The New York Times Magazine has posted a preview of a profile it plans to publish about Senate Majority Leader Harry Reid of Nevada, written by Adam Nagourney.
Here are a couple interesting passages, including President Barack Obama’s views on Reid.
Reid is a transactional politician, unashamed to dole out an earmark to win a vote, a bit of sausage-making that draws him condemnation in editorials. There are days, aides say, when they almost feel like concierges as Reid — hearing a fellow senator was going to Las Vegas, and seeing a way to build good will and promote his home state — asks them to line up restaurant reservations, choice hotel rooms and hard-to-get show tickets. By contrast, "I have never heard him threaten a member," Durbin says. Reid said he disdains the tough-guy style of one of his more famous predecessors, Lyndon Johnson. "I don’t think he’d last for five minutes today," Reid said. "You can’t bully." Besides, he added: “I couldn’t be Lyndon Johnson if I wanted to be. He was too crude and physical for me.”
For the White House, Reid is a gift in a challenging year. Conciliatory, endlessly patient and pragmatic rather than dogmatic, he has different skills from those of some senators who might otherwise be in his spot — like Schumer or Durbin — and he seems suited to this time and this caucus. Nor is he perceived as carrying an ideological agenda. Unlike most of his colleagues, he opposes gun control and abortion, but those views are reflected only when he votes and do not color the way he manages or negotiates a bill. "Harry by any normal criteria would be considered a moderate Democrat," Obama told me. "He’s someone who doesn’t think in big ideological terms."

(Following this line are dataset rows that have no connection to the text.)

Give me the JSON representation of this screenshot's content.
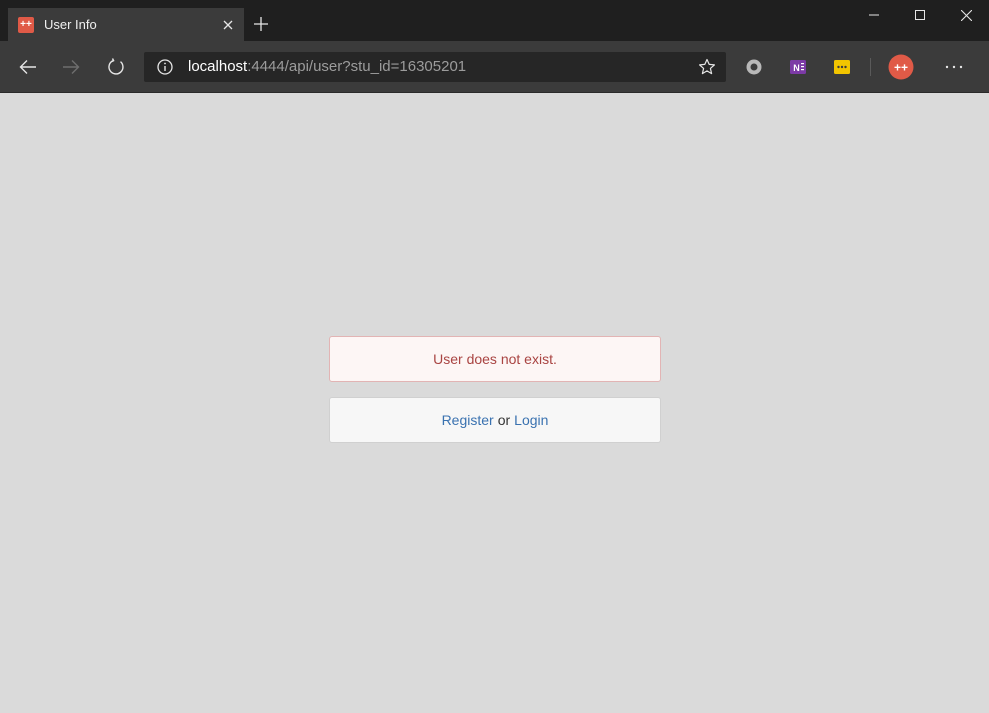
{
  "tab": {
    "title": "User Info",
    "favicon": "++"
  },
  "address": {
    "host": "localhost",
    "rest": ":4444/api/user?stu_id=16305201"
  },
  "extensions": {
    "avatar_label": "++",
    "onenote_label": "N"
  },
  "content": {
    "alert_text": "User does not exist.",
    "register_label": "Register",
    "or_text": "or",
    "login_label": "Login"
  },
  "colors": {
    "accent_red": "#e05a47",
    "link": "#3a72b0",
    "alert_text": "#a94442"
  }
}
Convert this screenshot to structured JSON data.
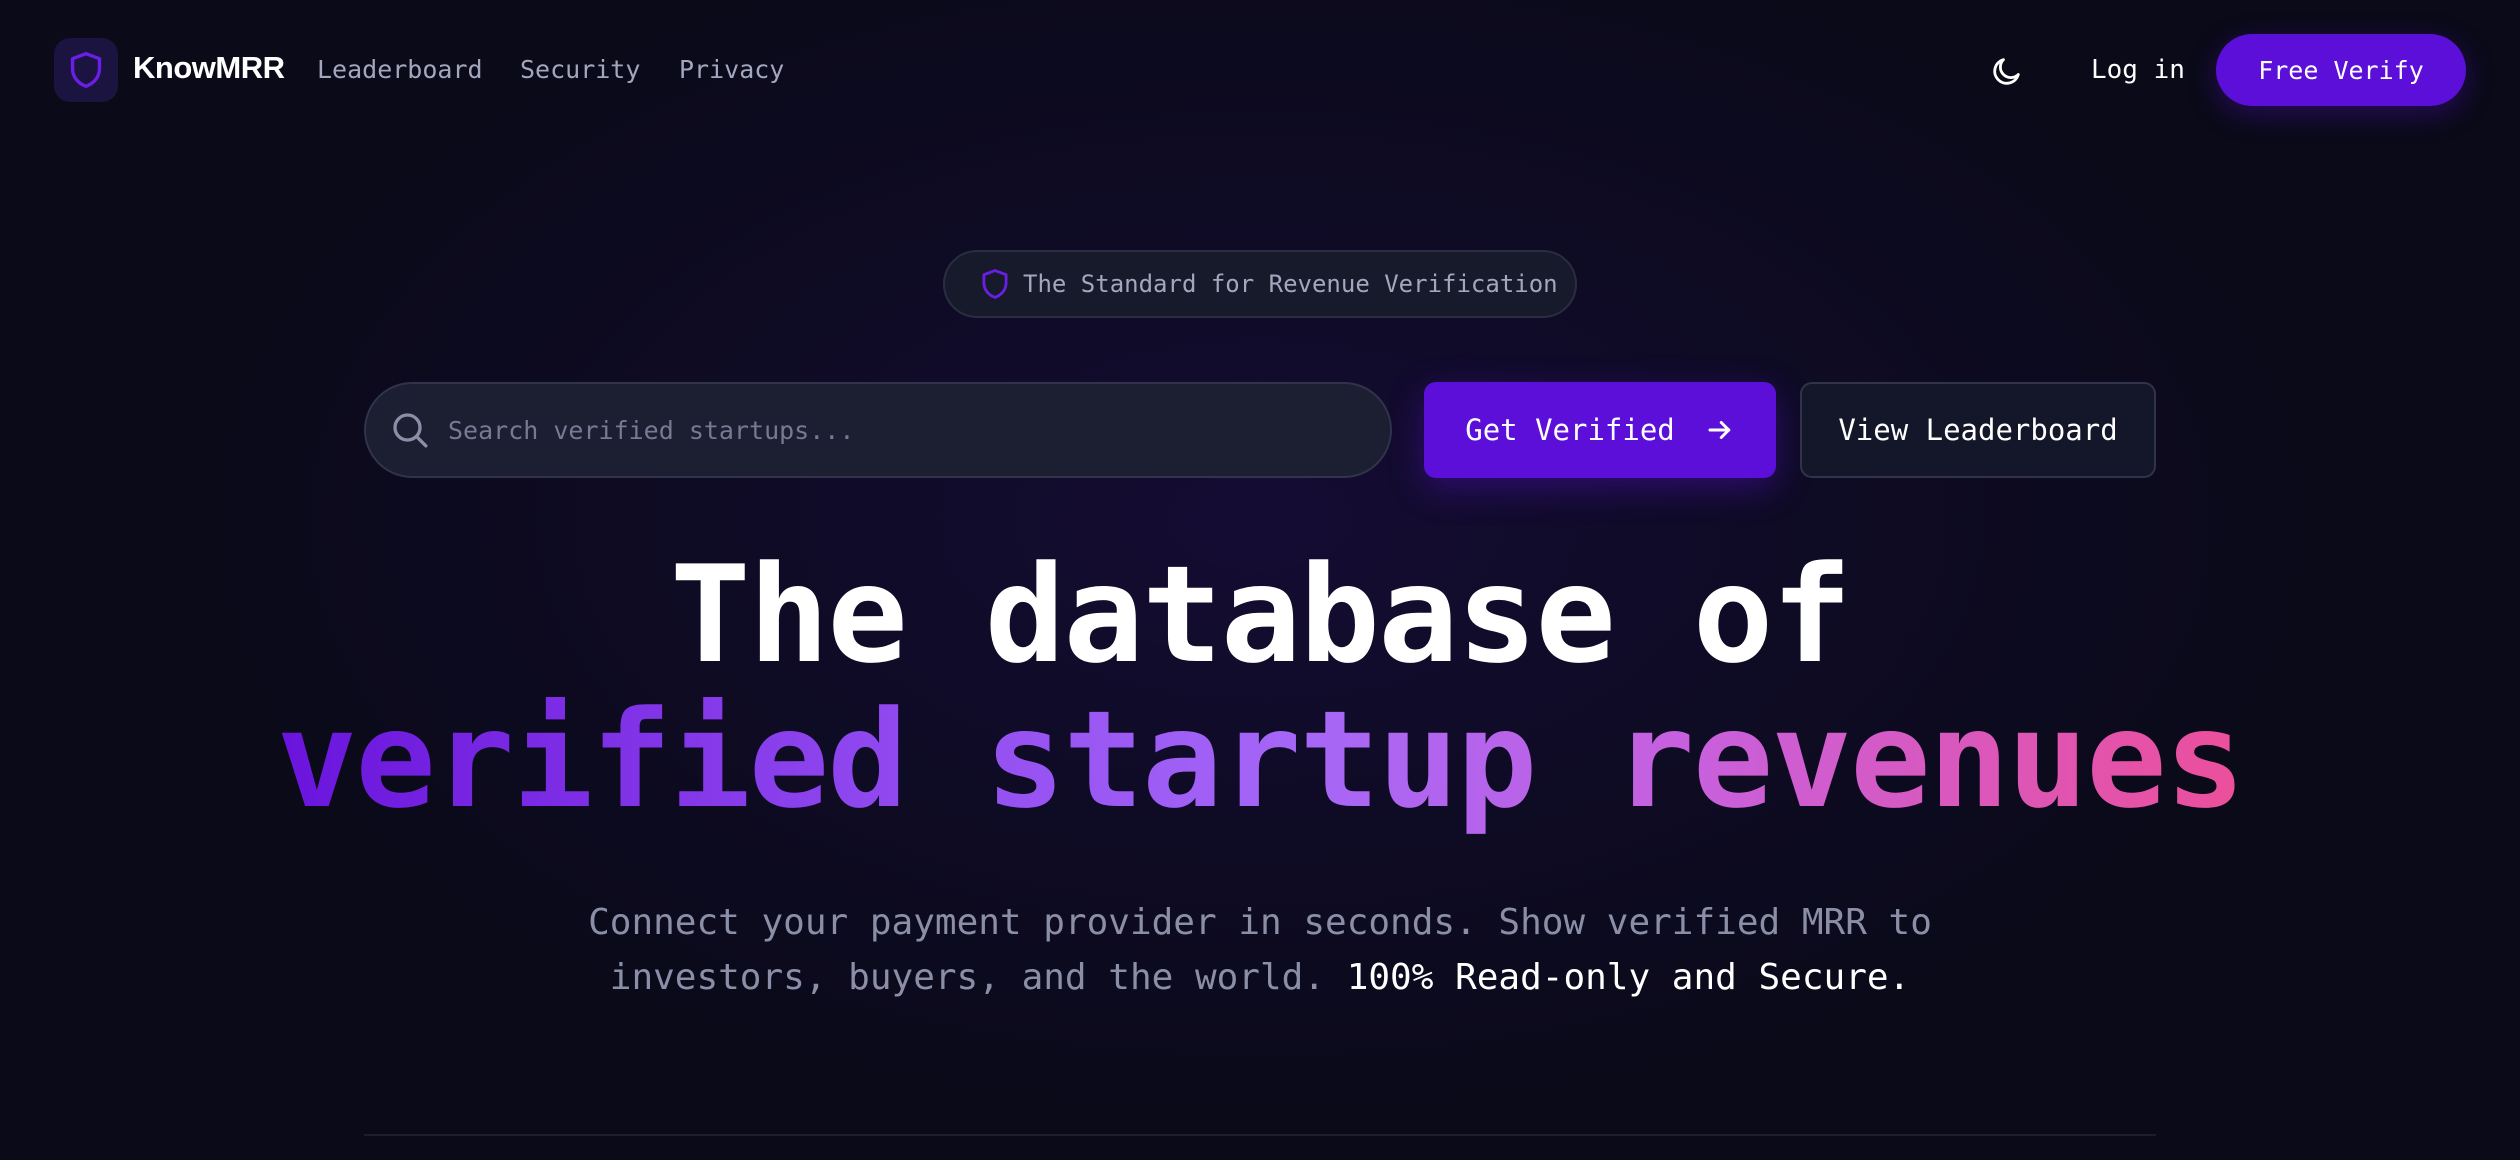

Obama said he understood why Nevadans are opposed to the health care bill now, but he says that will change. "Well, if you’ve got insurance companies spending hundreds of millions of dollars scaring the daylights out of people into thinking that somehow this is a government takeover of health care, that it’s unpaid for, that it means huge new taxes on them, that it’s going to mean higher premiums — if that’s the information you’re getting, shoot, I’d be against it, too," the president told me. "Once this thing is passed and signed, then suddenly The New York Times and other newspapers are going to have a big article saying what does this mean for you, and people will take a look at it and say, You know what, this is a lot better deal than I thought. And I think that will serve Harry very well."
Health care will almost certainly be the toughest legislative challenge (Reid) will ever face. But after this, there are more assignments from Obama in the year ahead, potentially on contentious issues like immigration and climate change. And they are again going to force Reid to balance the demands of his president with his own campaign. "The caucus has great loyalty to Harry," Obama told me. "So I want Harry there for the rest of my first term."